The restaurant had not completed their price calculations at the start of the online pre-tests. We therefore listed the intervention dish with a price of €5.80 throughout the course of the online pre-tests. However, the restaurant management then chose to price the intervention dish at €6.80 on all versions of the menu. This price difference thus limits the extent to which comparisons can be made between the pre-test and the experiment phases. However, it does not have any impact on the results of the main study.

It was necessary to limit the baseline phase to just two weeks owing to internal organization reasons. The comparatively low number of orders made during the baseline phase (n = 22) should be kept in mind when interpreting the data from Fig. 4. This limitation is not significant with regard to the interpretation of the central question of this study (Fig. 5).

A deliberate decision was made not to continuously observe the guests at the restaurant during the field phase, which lasted for several months. German data protection law would not have permitted such observation of underage guests and their parents. Furthermore, it would not have been an economic use of research resources to have a researcher inconspicuously observing customers at every single table in such a large area. It is therefore entirely possible, that children and adolescents ordered alternative meals from the main menu. However, the main research question – which version of the menu lead to the intervention dish being ordered more frequently – was little affected by this limitation. In addition to this, the restaurant staff underwent training which ensured that only children and adolescents ordered from the children’s menu.

Lastly, the findings from this one restaurant in a single city in Germany can by no means be considered to be representative. Nevertheless, it is important to note that the selected restaurant served a typical and demographically varied clientele, providing typical regional cuisine at an average price level.

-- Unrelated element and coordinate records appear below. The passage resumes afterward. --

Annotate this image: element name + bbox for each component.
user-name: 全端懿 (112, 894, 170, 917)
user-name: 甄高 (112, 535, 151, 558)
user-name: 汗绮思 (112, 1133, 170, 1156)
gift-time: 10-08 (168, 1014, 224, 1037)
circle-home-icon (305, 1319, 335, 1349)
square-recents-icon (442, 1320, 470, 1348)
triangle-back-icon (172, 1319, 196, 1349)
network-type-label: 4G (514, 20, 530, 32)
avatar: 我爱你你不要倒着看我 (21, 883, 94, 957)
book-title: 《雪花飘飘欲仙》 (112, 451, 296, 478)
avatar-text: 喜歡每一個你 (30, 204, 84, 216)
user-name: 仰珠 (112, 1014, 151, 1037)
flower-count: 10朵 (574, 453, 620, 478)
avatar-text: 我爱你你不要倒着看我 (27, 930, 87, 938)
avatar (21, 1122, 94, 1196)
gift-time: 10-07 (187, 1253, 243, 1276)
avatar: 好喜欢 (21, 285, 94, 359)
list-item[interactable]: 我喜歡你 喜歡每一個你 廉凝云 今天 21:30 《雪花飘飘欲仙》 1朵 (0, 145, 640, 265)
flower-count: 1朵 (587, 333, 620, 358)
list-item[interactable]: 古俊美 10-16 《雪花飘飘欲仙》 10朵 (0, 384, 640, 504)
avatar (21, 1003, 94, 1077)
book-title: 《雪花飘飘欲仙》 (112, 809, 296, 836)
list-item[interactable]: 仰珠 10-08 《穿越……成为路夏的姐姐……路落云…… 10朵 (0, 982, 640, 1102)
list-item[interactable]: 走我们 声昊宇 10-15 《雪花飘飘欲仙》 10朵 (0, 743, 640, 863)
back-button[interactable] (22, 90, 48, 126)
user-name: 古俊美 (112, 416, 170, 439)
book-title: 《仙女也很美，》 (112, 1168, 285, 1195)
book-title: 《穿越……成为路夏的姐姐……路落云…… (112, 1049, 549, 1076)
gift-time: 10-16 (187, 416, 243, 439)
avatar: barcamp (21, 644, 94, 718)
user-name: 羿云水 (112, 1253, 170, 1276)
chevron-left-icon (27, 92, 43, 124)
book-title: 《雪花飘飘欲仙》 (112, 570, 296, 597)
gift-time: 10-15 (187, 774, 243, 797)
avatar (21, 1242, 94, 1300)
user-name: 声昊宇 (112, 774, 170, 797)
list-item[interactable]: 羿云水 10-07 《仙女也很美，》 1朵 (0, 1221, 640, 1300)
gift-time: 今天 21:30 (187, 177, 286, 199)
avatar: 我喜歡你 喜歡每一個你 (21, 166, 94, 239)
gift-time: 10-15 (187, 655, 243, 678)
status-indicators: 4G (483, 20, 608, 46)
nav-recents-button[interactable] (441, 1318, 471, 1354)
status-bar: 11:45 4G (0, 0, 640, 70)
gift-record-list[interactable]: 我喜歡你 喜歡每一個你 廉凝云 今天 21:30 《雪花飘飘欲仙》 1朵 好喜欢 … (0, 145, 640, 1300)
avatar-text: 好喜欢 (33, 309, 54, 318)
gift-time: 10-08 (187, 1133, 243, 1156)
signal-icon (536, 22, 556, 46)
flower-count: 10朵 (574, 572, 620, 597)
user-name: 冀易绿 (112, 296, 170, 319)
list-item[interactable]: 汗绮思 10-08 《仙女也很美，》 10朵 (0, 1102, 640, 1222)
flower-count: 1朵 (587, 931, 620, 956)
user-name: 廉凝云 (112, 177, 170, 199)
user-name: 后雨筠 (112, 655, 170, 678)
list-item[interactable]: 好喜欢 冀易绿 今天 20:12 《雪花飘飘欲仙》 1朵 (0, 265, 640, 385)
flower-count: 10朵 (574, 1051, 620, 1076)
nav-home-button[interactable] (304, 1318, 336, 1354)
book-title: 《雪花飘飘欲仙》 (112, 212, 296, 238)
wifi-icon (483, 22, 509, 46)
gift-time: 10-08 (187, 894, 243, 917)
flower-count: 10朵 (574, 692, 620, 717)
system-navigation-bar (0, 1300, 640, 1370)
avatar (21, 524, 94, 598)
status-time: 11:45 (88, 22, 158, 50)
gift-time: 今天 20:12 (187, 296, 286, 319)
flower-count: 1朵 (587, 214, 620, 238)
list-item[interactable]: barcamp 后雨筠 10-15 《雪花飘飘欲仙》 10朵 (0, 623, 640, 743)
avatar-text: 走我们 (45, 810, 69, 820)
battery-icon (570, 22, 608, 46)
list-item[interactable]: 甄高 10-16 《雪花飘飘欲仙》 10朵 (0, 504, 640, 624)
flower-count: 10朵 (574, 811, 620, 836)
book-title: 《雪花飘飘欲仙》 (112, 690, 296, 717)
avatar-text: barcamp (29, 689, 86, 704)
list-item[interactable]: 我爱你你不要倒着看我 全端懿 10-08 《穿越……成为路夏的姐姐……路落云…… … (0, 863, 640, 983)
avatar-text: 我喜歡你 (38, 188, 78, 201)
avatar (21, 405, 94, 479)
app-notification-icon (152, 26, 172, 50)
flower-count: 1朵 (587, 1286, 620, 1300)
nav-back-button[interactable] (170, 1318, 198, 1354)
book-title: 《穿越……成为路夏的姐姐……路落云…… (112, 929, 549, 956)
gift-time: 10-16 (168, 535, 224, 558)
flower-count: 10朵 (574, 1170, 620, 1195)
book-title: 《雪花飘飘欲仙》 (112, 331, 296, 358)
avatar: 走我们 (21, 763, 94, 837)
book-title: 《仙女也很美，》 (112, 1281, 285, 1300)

The main strength of our study is its high degree of external validity. First, unlike other comparable online, clinical, or simulation studies, our intervention took place during the normal operating activities of a real restaurant. As every family was unaware – blinded – that they were automatically included in the study, there was no possibility that participation bias might have an effect. Secondly, our study features a comparatively long study period, spread out over three seasons, as well as a satisfyingly high sample size. Thirdly, both the intervention and control phases were carried out in the same restaurant. Comparable studies have differentiated between intervention and control restaurants leading to confounding influences (differences in location, clientele, premises, staff) or featured several months of pre-post design, during which time seasonal, weather, or economic conditions could change considerably [10]. In contrast, our study circumvented these methodological problems by alternating frequently between intervention and control phases within the same restaurant at short intervals.

Conclusions

Interventions that involve making changes to children’s menus seem to be a tempting, smart, simple, and cost-effective approach [15]. Our online pre-test led us to expect considerably higher order numbers and indicated that the intervention menu featured a superior design. However, any evidence of the desired effect quickly evaporated when the experiment was subsequently carried out in a real restaurant setting. This seems to indicate that, in addition to how information is presented in a restaurant context, social interactions also play a decisive role in eating-related behavior [25, 26]. When interviewed after visiting a restaurant, parents reported that, in half of all cases, the child made the order decision completely by themselves and that they were at least involved in the decision in a further third of all cases [27]. Our findings indicate that the nature of how parents and children interact with one another at the table when making food-related decisions is an important unknown intermediary factor in this context, i.e. the missing link between stimulus and decision. Future research should focus on these psychological decision-making processes.